The medical model of solving psychological problems often follows this course; as do overly reactive methods to control so-called financial panics and other instances of mass hysteria. Do these more traditional problems solving methods work? Sometimes yes, but often no. More troubling, such invasive measures usually offer only short term relief, focusing on symptoms, like scratching an itch, rather than underlying afflictions exemplified by psychopharmacological patients, with progressively debilitating side effects.

Conversely, coaching seeks to focus on possibilities rather than problems. Thus coaching embraces positivity rather than negativity, often focusing on dreams rather than nightmares with an emphasis on intrinsic rather than extrinsic rewards. Coaching embraces strength based initiatives, hopeful attitudes and health rather than disease. In the often atomistic worldview of the medical model, all too often an itch is an itch, is an itch, ad nauseam.

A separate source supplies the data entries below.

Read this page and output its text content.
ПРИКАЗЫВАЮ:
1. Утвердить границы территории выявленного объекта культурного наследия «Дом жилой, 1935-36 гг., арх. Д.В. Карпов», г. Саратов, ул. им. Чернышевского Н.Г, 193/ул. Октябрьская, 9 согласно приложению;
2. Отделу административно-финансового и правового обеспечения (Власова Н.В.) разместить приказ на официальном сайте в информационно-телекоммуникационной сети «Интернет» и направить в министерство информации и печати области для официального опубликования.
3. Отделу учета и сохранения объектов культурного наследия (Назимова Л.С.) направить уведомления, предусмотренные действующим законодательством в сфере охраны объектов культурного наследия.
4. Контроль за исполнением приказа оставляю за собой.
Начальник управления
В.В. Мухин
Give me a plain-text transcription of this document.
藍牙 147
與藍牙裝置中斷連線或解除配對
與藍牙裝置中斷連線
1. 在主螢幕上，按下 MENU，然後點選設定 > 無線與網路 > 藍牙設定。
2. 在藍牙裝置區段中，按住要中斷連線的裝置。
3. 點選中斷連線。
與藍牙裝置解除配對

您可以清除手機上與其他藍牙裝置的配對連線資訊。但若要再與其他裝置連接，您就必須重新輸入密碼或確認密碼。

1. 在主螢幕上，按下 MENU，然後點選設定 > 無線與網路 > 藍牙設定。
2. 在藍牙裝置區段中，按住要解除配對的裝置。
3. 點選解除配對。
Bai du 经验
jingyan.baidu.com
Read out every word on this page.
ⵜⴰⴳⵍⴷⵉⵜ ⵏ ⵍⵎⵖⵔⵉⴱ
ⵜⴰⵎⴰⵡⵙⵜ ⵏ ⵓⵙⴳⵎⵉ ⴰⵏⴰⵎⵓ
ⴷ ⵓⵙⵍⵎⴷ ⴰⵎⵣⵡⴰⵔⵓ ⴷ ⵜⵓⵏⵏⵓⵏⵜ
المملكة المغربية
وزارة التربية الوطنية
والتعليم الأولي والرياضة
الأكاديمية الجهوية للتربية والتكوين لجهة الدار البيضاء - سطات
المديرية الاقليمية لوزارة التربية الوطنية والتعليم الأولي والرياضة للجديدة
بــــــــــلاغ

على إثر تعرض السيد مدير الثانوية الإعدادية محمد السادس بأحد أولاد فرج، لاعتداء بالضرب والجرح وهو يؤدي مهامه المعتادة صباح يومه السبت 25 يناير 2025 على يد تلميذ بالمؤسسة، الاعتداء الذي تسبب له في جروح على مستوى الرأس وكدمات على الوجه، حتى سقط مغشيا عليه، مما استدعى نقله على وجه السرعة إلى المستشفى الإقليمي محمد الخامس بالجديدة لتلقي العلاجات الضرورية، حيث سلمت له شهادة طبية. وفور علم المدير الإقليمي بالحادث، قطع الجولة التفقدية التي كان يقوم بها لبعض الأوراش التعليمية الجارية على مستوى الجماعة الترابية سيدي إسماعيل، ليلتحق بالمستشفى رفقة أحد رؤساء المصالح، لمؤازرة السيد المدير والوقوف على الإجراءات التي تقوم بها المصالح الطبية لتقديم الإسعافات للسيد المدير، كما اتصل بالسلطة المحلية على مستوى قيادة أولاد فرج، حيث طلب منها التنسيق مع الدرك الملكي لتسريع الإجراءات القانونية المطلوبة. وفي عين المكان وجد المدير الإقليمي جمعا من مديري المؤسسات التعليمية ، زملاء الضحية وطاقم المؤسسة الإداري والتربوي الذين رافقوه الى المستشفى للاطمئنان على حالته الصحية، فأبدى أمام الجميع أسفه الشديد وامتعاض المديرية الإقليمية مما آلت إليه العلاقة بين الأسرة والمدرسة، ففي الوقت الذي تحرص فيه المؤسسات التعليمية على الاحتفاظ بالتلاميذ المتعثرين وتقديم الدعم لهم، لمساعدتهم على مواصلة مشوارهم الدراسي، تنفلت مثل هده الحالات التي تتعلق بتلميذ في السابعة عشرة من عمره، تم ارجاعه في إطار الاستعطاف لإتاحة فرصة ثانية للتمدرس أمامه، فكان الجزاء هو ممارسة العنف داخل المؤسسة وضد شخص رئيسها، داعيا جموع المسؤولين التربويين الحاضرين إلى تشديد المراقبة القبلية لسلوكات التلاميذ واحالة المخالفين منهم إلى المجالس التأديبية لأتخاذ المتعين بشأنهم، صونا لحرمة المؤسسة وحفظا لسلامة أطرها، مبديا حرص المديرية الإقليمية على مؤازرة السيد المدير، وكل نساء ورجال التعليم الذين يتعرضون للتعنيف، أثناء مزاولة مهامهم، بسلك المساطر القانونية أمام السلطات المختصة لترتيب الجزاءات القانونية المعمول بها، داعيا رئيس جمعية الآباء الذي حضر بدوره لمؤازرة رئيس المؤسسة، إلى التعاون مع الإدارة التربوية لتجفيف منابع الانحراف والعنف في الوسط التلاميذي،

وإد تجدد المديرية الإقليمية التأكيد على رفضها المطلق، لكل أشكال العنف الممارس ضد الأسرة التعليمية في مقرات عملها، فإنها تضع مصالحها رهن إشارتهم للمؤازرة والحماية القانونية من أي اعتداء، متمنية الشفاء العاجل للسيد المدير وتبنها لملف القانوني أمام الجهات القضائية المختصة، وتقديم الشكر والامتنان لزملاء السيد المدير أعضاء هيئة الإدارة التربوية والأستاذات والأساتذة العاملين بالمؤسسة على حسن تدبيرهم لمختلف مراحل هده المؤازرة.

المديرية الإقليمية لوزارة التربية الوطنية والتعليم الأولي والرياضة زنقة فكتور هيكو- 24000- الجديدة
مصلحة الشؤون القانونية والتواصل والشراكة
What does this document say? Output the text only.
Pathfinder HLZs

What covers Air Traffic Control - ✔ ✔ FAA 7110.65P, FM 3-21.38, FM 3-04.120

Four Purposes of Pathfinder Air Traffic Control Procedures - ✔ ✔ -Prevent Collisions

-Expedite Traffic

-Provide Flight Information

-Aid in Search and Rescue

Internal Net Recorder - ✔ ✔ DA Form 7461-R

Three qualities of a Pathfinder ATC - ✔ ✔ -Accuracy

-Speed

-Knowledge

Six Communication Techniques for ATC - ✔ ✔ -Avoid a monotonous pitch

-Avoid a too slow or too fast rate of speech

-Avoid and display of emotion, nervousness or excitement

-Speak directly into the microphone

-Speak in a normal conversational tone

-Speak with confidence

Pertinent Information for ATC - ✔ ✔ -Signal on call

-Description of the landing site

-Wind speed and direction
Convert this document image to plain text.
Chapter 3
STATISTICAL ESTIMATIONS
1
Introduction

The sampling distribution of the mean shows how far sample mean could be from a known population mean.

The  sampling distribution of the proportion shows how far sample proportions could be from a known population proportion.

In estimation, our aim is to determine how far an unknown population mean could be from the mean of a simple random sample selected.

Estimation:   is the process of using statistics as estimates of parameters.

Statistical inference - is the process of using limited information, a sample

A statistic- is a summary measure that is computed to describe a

Does coaching always succeed? Of course it doesn’t. That would imply an unrealistic mindset denying the critical nature of some acute afflictions in one’s physical and mental health and elsewhere. Also, not being facetious, sometimes success can only be seen through the eyes of the succeeder and coaching currently possesses very few scientifically verified success stories.

However, coaching is more concerned with the active process of becoming, rather than a rational analysis of being. Moreover, in coaching the difference between problem solving and positivity is that coaching embodies a more all encompassing holistic and meta-mindset. In turn, this meta-mindset characterizes that the best coaching practices can engender a more self empowering and self correcting process than the problem solving approach.

Yet, some feel that everything that is worthwhile requires struggle. However, these “no pain—no gain” approaches can take a toll on one’s physical and mental well being, and eventually for the survival of the “un-fittest”, as well as encourage dependencies and perpetuate chronic conditions.

Thus, my recommendation is to at least explore, and if advisable, follow the more positive path that coaching affords to realize your goals; rather than seeking out problem solving practitioners or philosophies. As I asserted initially, the pursuit of positive goals thru coaching often indirectly solves, or lessens the impact, of these problems as my itch analogy indicate.

Finally, a question that this brief discussion begs: In the long run, is the relative sustainability of a coaching culture of collaboration more effective, versus a rational culture built on top of the notion of rugged individualism?